Kimi K2: Dark Horse Hits 94.5% HumanEval
Moonshot AI's Kimi K2 0905 has quietly climbed to the second-highest HumanEval score ever recorded, trailing only Anthropic's Claude Opus 4.6. Another signal that the Chinese AI lab arms race on coding benchmarks is far from over.
HumanEval Leaderboard
| # | Model | Organization | HumanEval (%) |
|---|---|---|---|
| 1 | Claude Opus 4.6 | Anthropic | 96.3 |
| 2 | Kimi K2 0905 | Moonshot AI | 94.5 |
| 3 | GPT-4o | OpenAI | 92.1 |
| 4 | DeepSeek V3.2 | DeepSeek | 91.8 |
| 5 | Gemini 2.5 Pro | 91.4 | |
| 6 | Qwen 3 Coder | Alibaba | 90.7 |
| 7 | GLM-4.7 | Zhipu AI | 89.2 |
| 8 | MiniMax M2.1 | MiniMax | 88.5 |
HumanEval pass@1 scores. Kimi K2 0905 highlighted. Four of the top eight positions are held by Chinese AI labs.
The Quiet Climb
Unlike the fanfare that typically accompanies a new benchmark leader, Moonshot AI dropped Kimi K2 0905 without a press conference or a leaderboard victory lap. The model appeared on HumanEval with a 94.5% pass@1 score, slotting in directly below Claude Opus 4.6's 96.3% and above every other model on the board. Only 1.8 percentage points separate the two.

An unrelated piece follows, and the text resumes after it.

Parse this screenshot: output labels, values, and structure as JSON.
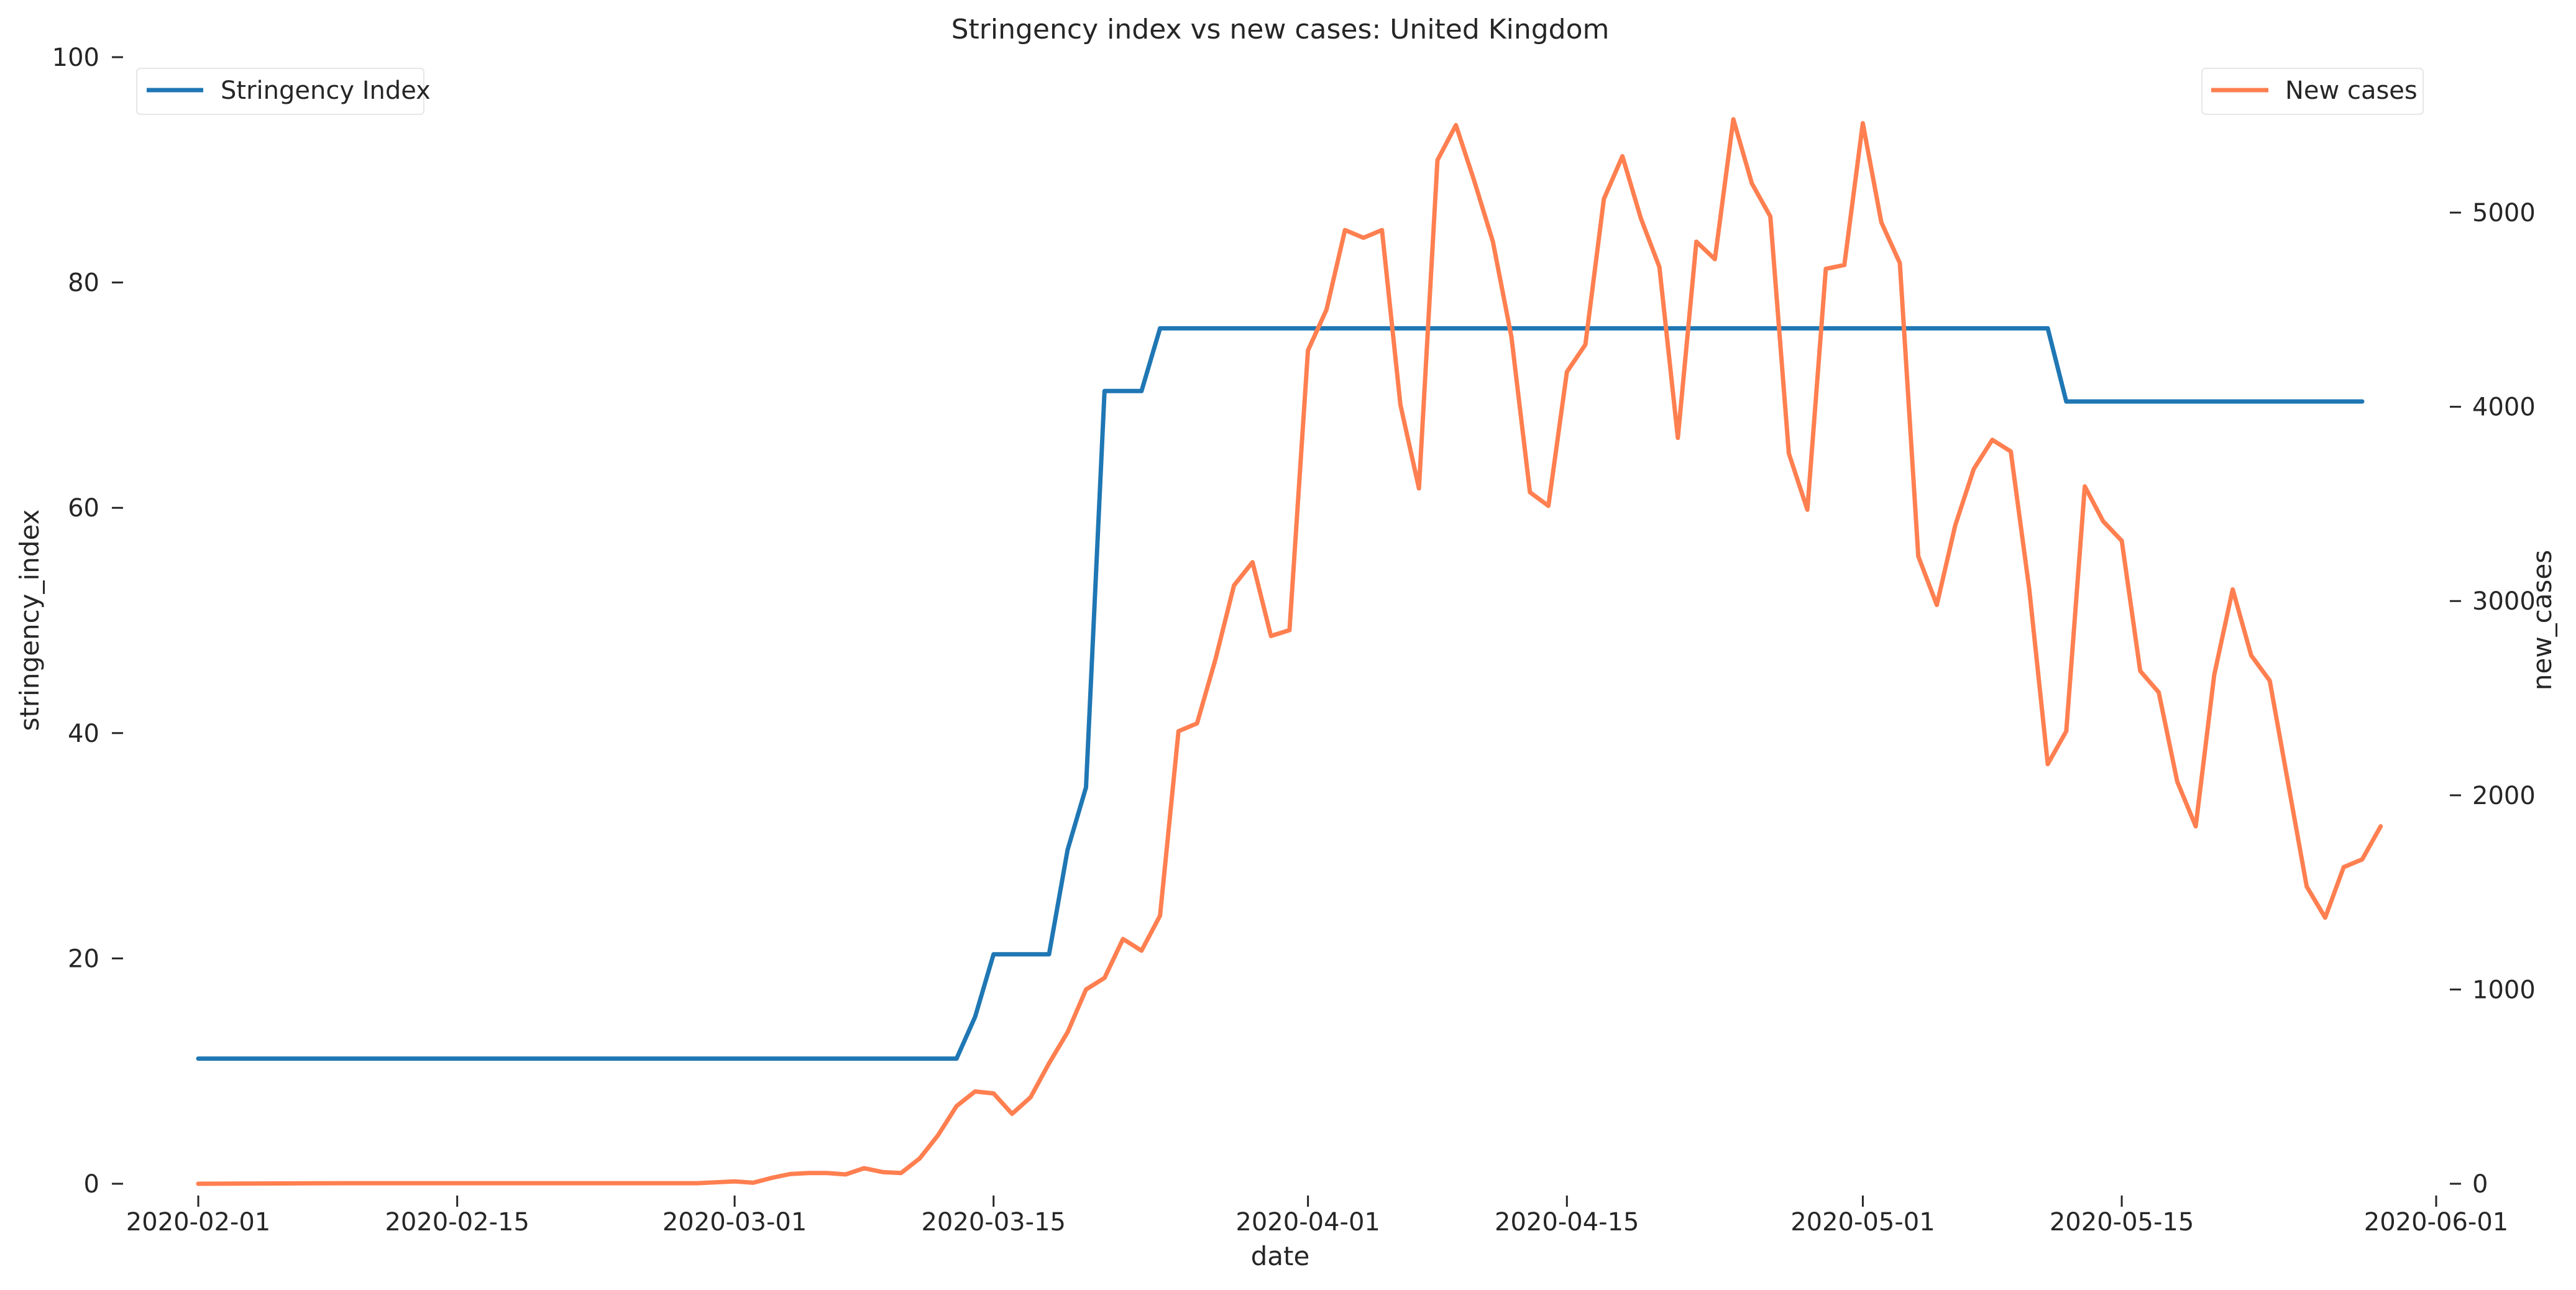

This is a significant jump from the original Kimi K2, which scored in the high 80s. The 0905 revision suggests continued internal iteration, with Moonshot AI treating coding performance as a first-class optimization target rather than a secondary capability.
The Chinese AI Lab Arms Race
Kimi K2's result is part of a broader pattern. Chinese AI labs now occupy four of the top eight positions on HumanEval: Moonshot AI (Kimi K2), DeepSeek (V3.2), Alibaba (Qwen 3 Coder), and Zhipu AI (GLM-4.7). A year ago, only one Chinese lab appeared in the top ten.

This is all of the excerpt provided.